The result of today’s Supreme Court opinion in Groff v. DeJoy is to load private, not just public, employers with new practical burdens in the name of accommodating employees’ religious beliefs. The Court does so by nimbly reinterpreting, as opposed to overturning, the longstanding standard set forth in TWA v. Hardison (1977), which interpreted Title VII as requiring accommodation of this sort by employers only when the costs were “de minimis.” Whatever the standard appropriate for government workplaces, there are high stakes in imposing a standard on private workplaces. Today’s decision leaves private employment relations in America less free.

As Justice Sonia Sotomayor points out in a concurrence joined by Justice Ketanji Brown Jackson, Congress has consistently passed up the opportunity to adopt a standard more burdensome to employers than Hardison, even though it has not hesitated to revisit and correct many other high court decisions on Title VII workplace discrimination that it saw as mistaken. We may hope that the Court’s newly announced standard, which shifts focus from the question of whether burdens are “de minimis” to that of whether they are “substantial,” will in practice not amount to a drastic change.

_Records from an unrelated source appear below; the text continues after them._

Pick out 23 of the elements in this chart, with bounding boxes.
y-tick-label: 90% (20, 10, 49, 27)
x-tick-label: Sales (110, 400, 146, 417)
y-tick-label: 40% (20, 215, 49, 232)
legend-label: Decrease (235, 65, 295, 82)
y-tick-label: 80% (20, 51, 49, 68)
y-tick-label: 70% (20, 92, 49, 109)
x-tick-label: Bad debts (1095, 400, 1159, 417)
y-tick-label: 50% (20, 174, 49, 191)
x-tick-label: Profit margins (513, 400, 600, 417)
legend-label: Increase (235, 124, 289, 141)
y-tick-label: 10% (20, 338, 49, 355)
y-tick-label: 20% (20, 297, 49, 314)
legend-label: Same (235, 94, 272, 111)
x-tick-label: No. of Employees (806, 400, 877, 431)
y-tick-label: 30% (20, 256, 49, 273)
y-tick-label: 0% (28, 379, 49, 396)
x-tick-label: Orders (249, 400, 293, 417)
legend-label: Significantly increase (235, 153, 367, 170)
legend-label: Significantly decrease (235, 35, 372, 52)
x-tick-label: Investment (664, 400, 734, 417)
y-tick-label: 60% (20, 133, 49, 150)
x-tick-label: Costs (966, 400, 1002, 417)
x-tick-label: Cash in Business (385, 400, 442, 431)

Sotomayor makes a further point worth noting in her concurrence. It has been known to happen that a private employer’s compelled acceptance of religious accommodation requests will adversely affect the interests of co‐​workers. While Title VII will not allow these interests to enter into the balance when based on mere animus or prejudice toward a religion, it is legitimate for an employer to weigh other sorts of harm to co‐​workers when they work to impair the management of the workplace. If a workplace divided by differential treatment based on religion or any other identity is a less efficient and unified workplace, it will often be legitimate for employers to say no to that differential treatment.